If I am not mistaken, your method would be to essentially take the vector of posterior samples for each parameter. Generate a predicted Y for a certain range of X (for each x entry in X vector) with each entry of the vector of posterior samples. Take the mean of this Y vector for each given x entry to get a smoothed best-fit curve.

The only issue I am having with understanding this method is: After obtaining this smoothed best-fit curve, how do I obtain the 4 parameter values that generate this exact curve? Would I have to refit this curve with another method (using Stan again or a Python curve fit, etc)?

Glad it’s clearer now.

You don’t. The source of this curve is the full posterior. If you want readers of your paper to be able to reproduce it, you can simply include the full set of posterior samples of parameter values as a supplemental file.

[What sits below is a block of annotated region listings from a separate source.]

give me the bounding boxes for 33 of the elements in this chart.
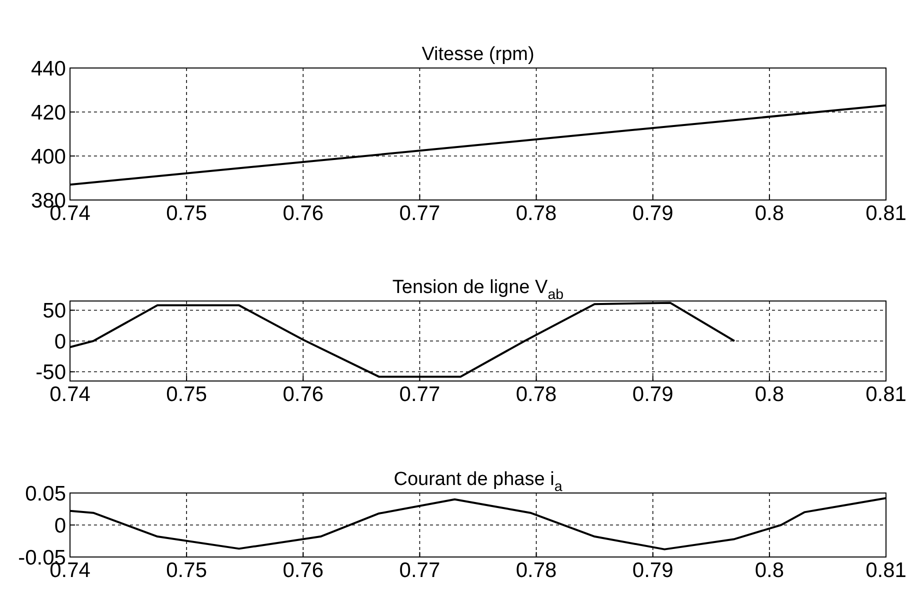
x-tick-label: 0.81 [866,559,906,582]
chart-title: Courant de phase i$_{a}$ [394,469,562,495]
x-tick-label: 0.76 [282,202,324,225]
x-tick-label: 0.75 [166,202,208,225]
y-tick-label: 440 [30,57,66,80]
x-tick-label: 0.75 [166,383,208,406]
y-tick-label: 50 [42,300,66,323]
x-tick-label: 0.76 [282,383,324,406]
x-tick-label: 0.78 [516,559,557,582]
x-tick-label: 0.8 [754,559,784,582]
y-tick-label: 0.05 [25,482,66,506]
y-tick-label: 0 [54,514,66,538]
x-tick-label: 0.79 [632,383,674,406]
x-tick-label: 0.75 [166,559,208,582]
x-tick-label: 0.8 [754,202,784,225]
x-tick-label: 0.8 [754,383,784,406]
x-tick-label: 0.79 [632,202,674,225]
chart-title: Tension de ligne V$_{ab}$ [392,277,564,303]
x-tick-label: 0.77 [399,202,440,225]
y-tick-label: -50 [36,361,66,384]
x-tick-label: 0.76 [282,559,324,582]
x-tick-label: 0.81 [866,202,906,225]
x-tick-label: 0.78 [516,202,557,225]
y-tick-label: 0 [54,330,66,354]
x-tick-label: 0.77 [399,559,440,582]
y-tick-label: 420 [30,101,66,124]
chart-title: Vitesse (rpm) [422,44,534,65]
x-tick-label: 0.78 [516,383,557,406]
x-tick-label: 0.77 [399,383,440,406]
x-tick-label: 0.74 [50,383,91,406]
y-tick-label: 400 [30,145,66,168]
x-tick-label: 0.79 [632,559,674,582]
x-tick-label: 0.81 [866,383,906,406]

Thanks this makes total sense. It would seem as if the linear portion of my hurdle model underfits the data when compared to the brms fit that perfectly fits the data. Do you know if brms does a certain transformation behind the scenes to the posterior samples of the linear parameters?

I don’t know, but my first intuition would be to recheck whether I have calculated the linear portion correctly. For instance, assuming that you have a log link function, you should make sure that you exponentiate the linear predictor before taking the mean of posterior distribution of conditional effects. If you don’t, you are essentially plotting the geometric mean instead of the arithmetic mean of the posterior, which is closer to zero (explaining your reported pattern).